My Last Continent by Midge Raymond is an expedition that leaves you feeling the biting cold as it burns the skin and takes the breath away from naturalists like Deb Gardner. Antarctica is a deeply mysterious place, one that travelers may have on their bucket list because they can see icebergs cleaving and wildlife free from human interruption. This environment, however, is not forgiving and many times those who travel there — even for research — can lose parts of themselves or their lives even if they are highly trained.
“The end of the world, the beginning of everything.” (pg. 14 ARC)
Raymond has crafted a novel that takes the harshness of the frozen wasteland and reweaves it into a place of solace for Gardner, a researcher whose family life is not close-knit and who feels closer to the penguins she observes than to people. Her narrative shifts backwards and forwards in time, sometimes a few months and sometimes by a few decades, but readers never leave Deb’s world view. She pushes you to care for the animals and their world, even as it crumbles around them and even as a researcher she is polluting its pristine nature. The dichotomy of her work is never lost on the reader — learn more about their environment and the effects of humanity upon it by being there and observing but through the act of observing, you disrupt the natural way of things (even if only for a few months).

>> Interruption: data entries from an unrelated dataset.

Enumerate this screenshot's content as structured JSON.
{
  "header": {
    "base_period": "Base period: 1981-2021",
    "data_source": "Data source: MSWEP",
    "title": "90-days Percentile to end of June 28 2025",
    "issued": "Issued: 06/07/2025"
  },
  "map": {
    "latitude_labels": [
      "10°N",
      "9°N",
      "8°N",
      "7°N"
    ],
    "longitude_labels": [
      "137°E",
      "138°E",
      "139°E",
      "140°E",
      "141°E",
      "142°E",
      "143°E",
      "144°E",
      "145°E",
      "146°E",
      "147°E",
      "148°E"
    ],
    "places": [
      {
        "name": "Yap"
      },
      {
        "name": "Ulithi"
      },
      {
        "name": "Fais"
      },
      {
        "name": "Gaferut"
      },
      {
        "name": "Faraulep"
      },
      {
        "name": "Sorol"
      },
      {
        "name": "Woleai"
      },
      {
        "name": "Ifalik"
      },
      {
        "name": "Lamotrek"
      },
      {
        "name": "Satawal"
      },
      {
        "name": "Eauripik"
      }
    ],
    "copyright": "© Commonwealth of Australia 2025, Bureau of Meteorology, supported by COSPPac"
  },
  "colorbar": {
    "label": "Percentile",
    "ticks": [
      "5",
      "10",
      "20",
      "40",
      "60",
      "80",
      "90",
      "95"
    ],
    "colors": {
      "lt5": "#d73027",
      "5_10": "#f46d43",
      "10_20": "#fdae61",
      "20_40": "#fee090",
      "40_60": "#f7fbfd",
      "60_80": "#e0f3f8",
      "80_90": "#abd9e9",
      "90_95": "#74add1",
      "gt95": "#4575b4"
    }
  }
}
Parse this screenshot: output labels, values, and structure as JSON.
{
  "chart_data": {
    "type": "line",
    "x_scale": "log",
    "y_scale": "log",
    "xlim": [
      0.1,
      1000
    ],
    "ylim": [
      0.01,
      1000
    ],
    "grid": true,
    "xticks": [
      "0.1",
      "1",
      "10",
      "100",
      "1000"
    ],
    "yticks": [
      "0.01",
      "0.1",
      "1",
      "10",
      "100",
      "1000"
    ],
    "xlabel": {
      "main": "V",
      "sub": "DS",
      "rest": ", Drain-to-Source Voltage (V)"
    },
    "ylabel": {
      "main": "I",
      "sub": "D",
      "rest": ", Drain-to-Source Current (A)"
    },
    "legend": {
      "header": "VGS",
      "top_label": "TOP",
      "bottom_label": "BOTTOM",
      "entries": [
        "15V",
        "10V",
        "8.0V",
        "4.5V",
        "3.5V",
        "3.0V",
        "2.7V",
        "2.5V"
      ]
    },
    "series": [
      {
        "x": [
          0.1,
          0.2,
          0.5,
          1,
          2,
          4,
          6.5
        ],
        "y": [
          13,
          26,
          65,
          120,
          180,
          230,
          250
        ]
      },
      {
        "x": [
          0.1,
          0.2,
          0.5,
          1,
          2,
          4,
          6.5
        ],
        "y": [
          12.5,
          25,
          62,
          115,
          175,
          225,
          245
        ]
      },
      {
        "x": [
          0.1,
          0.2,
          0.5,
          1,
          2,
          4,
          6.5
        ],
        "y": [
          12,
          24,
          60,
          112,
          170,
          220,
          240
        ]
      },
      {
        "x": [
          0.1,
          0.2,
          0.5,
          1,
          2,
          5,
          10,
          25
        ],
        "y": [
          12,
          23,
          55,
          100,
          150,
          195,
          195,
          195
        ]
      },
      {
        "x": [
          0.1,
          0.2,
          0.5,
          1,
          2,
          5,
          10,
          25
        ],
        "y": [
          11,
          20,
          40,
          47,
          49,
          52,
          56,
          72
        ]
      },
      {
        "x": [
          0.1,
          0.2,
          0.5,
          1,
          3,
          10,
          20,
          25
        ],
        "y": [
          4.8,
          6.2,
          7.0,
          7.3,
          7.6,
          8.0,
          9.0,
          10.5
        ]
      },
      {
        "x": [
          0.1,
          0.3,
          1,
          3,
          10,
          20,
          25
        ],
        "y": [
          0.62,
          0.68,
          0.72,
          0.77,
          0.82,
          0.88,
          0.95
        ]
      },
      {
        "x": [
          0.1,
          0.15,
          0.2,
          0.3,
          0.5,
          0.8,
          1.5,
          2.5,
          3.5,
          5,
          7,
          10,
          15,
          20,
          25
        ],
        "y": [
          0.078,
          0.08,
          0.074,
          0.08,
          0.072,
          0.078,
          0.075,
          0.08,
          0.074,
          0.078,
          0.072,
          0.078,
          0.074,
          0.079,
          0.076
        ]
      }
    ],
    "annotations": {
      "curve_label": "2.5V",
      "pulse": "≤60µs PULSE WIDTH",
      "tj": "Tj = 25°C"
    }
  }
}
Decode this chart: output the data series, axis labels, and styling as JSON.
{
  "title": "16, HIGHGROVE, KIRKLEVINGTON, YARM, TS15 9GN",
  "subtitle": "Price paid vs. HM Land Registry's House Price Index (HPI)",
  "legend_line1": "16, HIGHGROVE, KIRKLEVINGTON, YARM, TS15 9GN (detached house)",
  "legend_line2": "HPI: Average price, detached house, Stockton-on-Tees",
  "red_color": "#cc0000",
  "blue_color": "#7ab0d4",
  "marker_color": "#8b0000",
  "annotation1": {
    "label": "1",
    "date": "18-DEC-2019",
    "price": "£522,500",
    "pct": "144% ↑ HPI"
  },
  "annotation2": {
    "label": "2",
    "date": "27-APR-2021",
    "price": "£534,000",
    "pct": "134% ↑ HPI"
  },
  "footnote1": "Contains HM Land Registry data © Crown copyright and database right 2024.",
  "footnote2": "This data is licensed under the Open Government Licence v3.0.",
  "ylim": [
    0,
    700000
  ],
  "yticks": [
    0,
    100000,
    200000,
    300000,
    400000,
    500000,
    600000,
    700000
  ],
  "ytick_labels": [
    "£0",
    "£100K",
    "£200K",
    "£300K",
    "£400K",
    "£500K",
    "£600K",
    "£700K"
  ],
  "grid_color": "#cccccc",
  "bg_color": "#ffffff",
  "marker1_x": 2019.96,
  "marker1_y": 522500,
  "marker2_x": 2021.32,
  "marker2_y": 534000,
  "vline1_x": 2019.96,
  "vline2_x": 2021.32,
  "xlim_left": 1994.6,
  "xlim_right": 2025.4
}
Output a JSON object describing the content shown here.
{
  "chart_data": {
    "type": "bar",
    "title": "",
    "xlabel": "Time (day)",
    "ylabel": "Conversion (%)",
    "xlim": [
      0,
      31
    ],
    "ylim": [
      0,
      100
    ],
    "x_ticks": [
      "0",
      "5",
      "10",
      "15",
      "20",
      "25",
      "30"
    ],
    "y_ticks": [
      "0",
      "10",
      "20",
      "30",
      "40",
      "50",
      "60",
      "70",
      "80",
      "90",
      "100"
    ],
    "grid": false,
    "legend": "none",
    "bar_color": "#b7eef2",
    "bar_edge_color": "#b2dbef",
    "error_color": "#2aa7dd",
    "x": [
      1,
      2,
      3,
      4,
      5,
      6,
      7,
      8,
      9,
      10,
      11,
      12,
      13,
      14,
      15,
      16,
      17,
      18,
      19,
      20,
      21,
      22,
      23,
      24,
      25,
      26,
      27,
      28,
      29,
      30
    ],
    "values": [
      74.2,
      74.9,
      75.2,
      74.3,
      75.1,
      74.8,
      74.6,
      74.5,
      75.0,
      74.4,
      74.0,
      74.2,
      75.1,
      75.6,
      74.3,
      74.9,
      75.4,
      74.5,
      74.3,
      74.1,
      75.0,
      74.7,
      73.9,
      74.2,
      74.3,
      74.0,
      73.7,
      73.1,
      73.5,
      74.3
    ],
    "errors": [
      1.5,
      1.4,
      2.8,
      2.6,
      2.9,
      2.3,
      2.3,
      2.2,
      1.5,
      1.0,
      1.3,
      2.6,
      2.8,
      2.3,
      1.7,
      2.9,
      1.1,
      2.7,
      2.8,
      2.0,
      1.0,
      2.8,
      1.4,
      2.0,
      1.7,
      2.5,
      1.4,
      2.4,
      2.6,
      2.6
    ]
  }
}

“I feel his proximity like an electric current, a frayed wire, loose and dangerous.” (pg. 93 ARC)
The stakes become even higher when Deb finds that she feels more at home with fellow naturalist Keller Sullivan, a man who knew little until she reluctantly trained him. The nature of their work separates them more than it brings them together, but don’t be fooled into thinking this is a mere romance. There are deeper layers — the surface slush must be swept aside.
“But nature has a way of surprising us, of overpowering us, of reminding us that, no matter what we believe and no matter how hard we try, we’re not in control after all.” (pg. 140 ARC)
Sometimes the last continent may be a return to the one you abandoned long ago. My Last Continent by Midge Raymond is engaging and deeply moving. It’s message is clear; we are not so far evolved from our animal brethren and even if we were, we all still need the same planet to build families and to survive.
About the Author:
Midge Raymond is the author of the novel My Last Continent and the award-winning short-story collection Forgetting English. Her writing has appeared in TriQuarterly, American Literary Review, Bellevue Literary Review, the Los Angeles Times magazine, Poets & Writers, and many other publications.
Midge worked in publishing in New York before moving to Boston, where she taught communication writing at Boston University for six years. She has taught creative writing at Boston’s Grub Street Writers, Seattle’s Richard Hugo House, and San Diego Writers, Ink. She has also published two books for writers, Everyday Writing and Everyday Book Marketing.
Midge lives in the Pacific Northwest, where she is co-founder of the boutique publisher Ashland Creek Press.